Temporal changes of metal bioavailability and extracellular enzyme activities in relation to afforestation of highly contaminated calcareous soil.

Metal bioavailability and extracellular enzyme activity are two important indicators of soil quality in metal-contaminated soil. However, it is unclear how the chronosequence effect modifies these two factors in highly contaminated calcareous soils undergoing afforestation. We used Populus simonii Carr. and the calciphilous Ulmus macrocarpa Hance as contrasting tree species to study the chronosequence effect. We found that afforestation significantly increased soil total nitrogen (N) content as well as soil carbon (C)/phosphorus (P) and N/P ratios, but decreased soil total P content and soil C/N ratio, regardless of the tree species and stand age, suggesting strong P limitation. However, available P did not change significantly with stand age. In both tree species, P mobilization depleted soil organic matter through the priming effect of dissolved organic carbon, whereas the decrease in soil pH in the U. macrocarpa stands enhanced CaCO3 dissolution, collectively reducing the capacity of the soil to immobilize metals, resulting in increased metal bioavailability with stand age. The activity of oxidase (dehydrogenase) was positively correlated with bioavailable zinc concentration, soil electrical conductivity, and soil total N content.

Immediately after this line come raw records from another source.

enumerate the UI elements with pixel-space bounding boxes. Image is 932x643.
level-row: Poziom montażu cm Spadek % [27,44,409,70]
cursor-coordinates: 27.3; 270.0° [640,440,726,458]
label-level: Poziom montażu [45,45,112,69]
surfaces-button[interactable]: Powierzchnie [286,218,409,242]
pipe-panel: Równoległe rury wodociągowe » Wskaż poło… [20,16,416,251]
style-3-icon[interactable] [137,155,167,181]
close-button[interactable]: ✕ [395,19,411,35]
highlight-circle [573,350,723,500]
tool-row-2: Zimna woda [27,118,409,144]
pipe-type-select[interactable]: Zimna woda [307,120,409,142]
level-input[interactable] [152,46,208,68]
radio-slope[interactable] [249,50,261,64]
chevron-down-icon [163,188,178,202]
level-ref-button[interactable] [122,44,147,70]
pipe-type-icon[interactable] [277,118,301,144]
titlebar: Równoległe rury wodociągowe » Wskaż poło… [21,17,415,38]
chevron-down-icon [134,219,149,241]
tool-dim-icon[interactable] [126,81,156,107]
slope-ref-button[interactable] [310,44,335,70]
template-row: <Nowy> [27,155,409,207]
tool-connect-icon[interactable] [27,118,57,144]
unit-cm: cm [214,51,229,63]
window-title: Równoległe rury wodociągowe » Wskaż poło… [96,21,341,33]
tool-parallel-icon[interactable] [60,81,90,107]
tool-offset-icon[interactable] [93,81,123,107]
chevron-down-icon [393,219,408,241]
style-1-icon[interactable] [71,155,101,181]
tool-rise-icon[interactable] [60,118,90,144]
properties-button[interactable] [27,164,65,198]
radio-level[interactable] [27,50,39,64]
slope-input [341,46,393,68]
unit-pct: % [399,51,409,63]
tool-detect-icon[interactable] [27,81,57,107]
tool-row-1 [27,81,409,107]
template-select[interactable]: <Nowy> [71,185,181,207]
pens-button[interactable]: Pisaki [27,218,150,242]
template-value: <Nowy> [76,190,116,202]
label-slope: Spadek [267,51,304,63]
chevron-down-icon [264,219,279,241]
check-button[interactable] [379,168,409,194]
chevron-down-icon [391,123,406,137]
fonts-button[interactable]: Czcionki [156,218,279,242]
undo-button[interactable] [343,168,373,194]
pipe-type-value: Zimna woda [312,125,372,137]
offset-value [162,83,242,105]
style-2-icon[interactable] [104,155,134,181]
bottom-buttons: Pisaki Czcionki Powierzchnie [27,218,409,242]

Hydrolase activities (alkaline phosphatase, β-glucosidase, and urease) were significantly positively correlated with the ratios of soil C/N and C/P, soil pH, and CaCO3, but negatively correlated with soil N/P ratio and bioavailable cadmium concentration. Increasing stand age was associated with the gradual recovery of oxidase activity and remarkable inhibition of hydrolase activity. Our results suggest that the combination of soil hydrolase activity and metal bioavailability can predict soil quality in the afforestation of highly contaminated soils.